Photo: VCG
Two investment firms including one controlled by China’s largest lender have confirmed that they will be investing in the embattled Bank of Jinzhou as part of a restructuring effort.
State-owned Industrial and Commercial Bank of China Ltd. (ICBC) will invest no more than 3 billion yuan ($435.2 million) in privately owned Bank of Jinzhou through a wholly-owned subsidiary, ICBC Financial Asset Investment Co. Ltd., in exchange for a 10.82% stake in Jinzhou, Hong Kong- and Shanghai-listed ICBC announced late Sunday. ICBC is the world’s largest bank by revenue and profit.

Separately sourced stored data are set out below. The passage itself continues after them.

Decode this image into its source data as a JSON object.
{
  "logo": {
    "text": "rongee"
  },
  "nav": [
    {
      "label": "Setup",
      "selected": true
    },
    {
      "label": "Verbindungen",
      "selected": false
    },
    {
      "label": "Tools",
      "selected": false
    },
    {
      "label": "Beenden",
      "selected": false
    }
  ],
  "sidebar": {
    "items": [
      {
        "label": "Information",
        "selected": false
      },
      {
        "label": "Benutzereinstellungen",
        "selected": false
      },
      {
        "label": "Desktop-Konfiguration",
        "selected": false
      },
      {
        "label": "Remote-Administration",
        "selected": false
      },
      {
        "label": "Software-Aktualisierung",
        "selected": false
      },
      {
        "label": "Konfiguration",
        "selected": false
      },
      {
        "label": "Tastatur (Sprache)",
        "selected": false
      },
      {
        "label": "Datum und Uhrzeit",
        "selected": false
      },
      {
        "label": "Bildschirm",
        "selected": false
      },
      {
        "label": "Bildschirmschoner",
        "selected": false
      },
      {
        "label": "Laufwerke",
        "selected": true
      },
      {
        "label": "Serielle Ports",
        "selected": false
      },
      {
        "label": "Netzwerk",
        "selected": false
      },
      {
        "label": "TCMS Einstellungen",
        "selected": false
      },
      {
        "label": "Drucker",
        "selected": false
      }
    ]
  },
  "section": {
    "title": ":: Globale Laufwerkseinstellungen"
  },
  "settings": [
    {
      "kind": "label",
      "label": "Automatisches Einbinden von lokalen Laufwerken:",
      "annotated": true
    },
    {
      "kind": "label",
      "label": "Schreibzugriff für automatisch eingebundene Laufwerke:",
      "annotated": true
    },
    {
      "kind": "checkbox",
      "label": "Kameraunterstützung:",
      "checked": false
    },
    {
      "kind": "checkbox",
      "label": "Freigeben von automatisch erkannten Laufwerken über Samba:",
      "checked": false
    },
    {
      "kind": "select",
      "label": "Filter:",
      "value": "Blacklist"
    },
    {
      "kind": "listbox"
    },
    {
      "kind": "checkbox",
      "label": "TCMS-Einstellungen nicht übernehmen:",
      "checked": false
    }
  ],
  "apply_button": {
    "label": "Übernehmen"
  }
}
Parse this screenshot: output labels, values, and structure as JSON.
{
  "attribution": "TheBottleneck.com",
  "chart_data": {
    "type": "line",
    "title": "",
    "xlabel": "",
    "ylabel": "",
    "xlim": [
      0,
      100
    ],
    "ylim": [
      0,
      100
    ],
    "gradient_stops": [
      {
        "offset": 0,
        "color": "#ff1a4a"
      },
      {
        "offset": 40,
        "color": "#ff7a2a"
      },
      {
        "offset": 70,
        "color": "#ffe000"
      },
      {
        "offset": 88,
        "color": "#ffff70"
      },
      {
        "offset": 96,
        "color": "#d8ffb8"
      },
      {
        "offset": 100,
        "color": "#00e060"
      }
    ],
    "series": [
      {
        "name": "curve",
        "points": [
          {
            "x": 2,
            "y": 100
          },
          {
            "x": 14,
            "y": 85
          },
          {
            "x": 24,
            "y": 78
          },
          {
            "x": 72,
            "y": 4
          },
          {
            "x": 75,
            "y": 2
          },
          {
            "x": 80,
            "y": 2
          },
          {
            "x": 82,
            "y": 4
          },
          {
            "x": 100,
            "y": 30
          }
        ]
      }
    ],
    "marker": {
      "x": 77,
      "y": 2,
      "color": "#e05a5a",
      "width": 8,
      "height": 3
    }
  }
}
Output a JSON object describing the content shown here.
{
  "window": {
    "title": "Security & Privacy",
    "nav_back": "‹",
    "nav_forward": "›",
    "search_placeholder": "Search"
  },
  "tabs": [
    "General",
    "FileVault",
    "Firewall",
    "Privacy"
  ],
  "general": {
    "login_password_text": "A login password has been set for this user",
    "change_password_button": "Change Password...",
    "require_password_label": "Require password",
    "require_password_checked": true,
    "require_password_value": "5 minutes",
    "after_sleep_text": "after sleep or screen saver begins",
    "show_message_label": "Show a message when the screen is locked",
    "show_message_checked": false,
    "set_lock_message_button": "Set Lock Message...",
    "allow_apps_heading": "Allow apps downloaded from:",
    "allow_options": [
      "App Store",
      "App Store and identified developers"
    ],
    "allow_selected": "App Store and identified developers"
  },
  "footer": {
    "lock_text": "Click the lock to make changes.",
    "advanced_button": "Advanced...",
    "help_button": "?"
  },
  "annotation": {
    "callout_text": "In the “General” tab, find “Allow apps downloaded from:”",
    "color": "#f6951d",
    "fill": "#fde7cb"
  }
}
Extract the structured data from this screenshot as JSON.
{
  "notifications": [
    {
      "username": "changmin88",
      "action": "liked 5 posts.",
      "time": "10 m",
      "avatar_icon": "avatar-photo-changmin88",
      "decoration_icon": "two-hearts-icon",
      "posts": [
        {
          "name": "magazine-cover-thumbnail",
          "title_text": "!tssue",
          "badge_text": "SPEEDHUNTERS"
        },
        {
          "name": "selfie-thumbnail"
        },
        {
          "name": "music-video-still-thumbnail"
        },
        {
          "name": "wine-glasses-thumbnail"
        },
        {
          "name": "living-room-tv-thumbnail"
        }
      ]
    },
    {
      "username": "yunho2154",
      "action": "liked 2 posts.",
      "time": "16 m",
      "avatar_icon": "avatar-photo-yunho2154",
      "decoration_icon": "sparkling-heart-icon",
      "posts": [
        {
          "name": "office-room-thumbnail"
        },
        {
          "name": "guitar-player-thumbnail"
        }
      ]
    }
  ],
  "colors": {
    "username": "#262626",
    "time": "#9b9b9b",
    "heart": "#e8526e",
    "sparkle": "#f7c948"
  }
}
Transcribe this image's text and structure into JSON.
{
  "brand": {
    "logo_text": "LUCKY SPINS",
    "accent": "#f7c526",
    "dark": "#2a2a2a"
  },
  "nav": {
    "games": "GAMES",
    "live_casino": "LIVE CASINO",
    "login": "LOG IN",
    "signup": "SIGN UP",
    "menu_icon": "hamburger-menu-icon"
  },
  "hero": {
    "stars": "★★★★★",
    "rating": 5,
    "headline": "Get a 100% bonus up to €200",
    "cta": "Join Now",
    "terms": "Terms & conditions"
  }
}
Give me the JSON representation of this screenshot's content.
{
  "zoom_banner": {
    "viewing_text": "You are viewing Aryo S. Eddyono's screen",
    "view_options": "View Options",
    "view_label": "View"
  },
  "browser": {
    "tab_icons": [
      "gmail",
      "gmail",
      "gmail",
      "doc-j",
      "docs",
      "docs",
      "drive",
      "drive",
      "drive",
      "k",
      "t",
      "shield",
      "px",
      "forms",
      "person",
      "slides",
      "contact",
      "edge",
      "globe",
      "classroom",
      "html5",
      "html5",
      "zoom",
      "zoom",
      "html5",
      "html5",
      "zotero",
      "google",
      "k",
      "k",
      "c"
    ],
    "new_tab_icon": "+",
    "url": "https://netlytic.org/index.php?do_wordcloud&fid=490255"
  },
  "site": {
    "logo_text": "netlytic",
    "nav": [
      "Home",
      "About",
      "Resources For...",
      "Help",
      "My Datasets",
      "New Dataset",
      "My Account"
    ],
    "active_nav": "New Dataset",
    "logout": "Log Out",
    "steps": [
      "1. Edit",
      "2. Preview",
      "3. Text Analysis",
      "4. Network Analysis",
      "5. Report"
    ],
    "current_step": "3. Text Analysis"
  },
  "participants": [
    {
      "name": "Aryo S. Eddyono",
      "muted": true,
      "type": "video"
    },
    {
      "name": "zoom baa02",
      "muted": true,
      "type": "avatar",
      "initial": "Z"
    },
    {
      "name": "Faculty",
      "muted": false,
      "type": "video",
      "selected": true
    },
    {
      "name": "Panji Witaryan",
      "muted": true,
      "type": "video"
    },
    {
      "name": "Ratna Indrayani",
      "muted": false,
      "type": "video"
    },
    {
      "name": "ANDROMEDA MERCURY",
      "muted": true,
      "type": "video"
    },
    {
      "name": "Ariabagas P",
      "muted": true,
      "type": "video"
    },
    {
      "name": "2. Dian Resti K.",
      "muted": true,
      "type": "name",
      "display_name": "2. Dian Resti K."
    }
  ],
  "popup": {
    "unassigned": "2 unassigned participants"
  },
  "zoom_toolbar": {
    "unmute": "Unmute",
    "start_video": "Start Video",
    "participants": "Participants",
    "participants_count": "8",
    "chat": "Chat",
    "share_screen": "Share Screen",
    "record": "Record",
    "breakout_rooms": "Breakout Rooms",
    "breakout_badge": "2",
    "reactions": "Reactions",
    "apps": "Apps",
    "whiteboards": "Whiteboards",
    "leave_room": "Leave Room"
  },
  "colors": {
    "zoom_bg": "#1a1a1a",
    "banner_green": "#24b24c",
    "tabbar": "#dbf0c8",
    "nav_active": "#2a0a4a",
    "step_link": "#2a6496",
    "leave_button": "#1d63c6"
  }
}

Also on Sunday, Hong Kong-listed China Cinda Asset Management Co. Ltd., one of China’s “Big Four” asset management companies (AMCs), said its subsidiary, Cinda Investment Co. Ltd., would invest an unspecified amount in Jinzhou in exchange for a 6.49% stake.
Jinzhou has had its Hong Kong-listed shares suspended since April due to its failure to publish a 2018 annual report. The bank’s auditors resigned at the end of May, citing inconsistencies in the bank’s financial statements for 2018 that had made completion of the audit process impossible.
Sources close to the deals had previously told Caixin that, in addition to the ICBC and Cinda subsidiaries, China Great Wall Asset Management Co. Ltd., another of the “Big Four” AMCs, would also participate as an equity investor in Jinzhou’s restructuring. Great Wall has yet to make an official announcement.